Dr. Feng Xia is currently a Full Professor in School of Software, Dalian University of Technology (DUT), China. He is founding Director of The Alpha Lab (, and Deputy Dean (Research) of School of Software. He is/was on the Editorial Boards of over 10 int’l journals. He has served as the General Chair, Program Committee Chair, Workshop Chair, or Publicity Chair of over 30 int’l conferences and workshops, and Program Committee Member of over 50 conferences. Dr. Xia has authored/co-authored two books, over 290 scientific papers in int’l journals and conferences (such as IEEE TC, TMC, TBD, TCSS, TPDS, TETC, THMS, TVT, TII, TIE, IEEE/ACM TON, ACM TOMM, WWW, JCDL, MobiCom, and INFOCOM) and 3 book chapters, and has edited 3 int’l conference proceedings and 6 books (in Chinese). He has an h-index of 43, an i10-index of 158, and a total of more than 7000 citations to his work according to Google Scholar.

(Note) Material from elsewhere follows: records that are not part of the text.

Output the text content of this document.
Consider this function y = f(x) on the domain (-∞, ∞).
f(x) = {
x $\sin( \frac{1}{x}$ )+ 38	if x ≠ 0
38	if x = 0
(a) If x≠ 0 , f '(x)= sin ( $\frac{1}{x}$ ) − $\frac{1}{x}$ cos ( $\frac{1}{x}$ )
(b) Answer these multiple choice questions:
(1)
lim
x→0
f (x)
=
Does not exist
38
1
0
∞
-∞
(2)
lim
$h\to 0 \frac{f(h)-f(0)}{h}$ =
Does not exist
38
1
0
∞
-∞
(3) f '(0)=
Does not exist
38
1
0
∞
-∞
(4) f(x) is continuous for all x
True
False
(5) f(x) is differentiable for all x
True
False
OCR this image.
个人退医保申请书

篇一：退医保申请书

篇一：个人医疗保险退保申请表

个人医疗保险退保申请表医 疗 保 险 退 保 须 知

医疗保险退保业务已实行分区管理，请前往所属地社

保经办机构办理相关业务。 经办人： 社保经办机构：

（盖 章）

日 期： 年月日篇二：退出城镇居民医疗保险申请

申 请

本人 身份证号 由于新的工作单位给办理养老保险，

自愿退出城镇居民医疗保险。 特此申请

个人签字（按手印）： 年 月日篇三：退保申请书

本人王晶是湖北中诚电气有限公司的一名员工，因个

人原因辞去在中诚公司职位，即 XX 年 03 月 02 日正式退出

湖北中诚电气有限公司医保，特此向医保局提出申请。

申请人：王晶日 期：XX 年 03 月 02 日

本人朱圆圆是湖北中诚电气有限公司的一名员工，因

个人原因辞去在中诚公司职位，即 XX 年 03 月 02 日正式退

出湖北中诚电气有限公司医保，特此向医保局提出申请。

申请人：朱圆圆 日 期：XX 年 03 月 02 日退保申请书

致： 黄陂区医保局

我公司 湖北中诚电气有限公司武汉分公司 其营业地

His name has been included on Elsevier’s Most Cited Chinese Researchers for five consecutive years (2014-2018; ever since its inaugural version). Dr. Xia received a number of prestigious awards, including WWW 2017 Best Demo Award, IEEE DataCom 2017 Best Paper Award, and IEEE UIC 2013 Best Paper Award. He has been invited as Keynote Speaker at six international conferences and delivered a number of Invited Talks at international conferences and many universities worldwide. His research interests include data science, knowledge management, and systems engineering. He is a Senior Member of IEEE and ACM.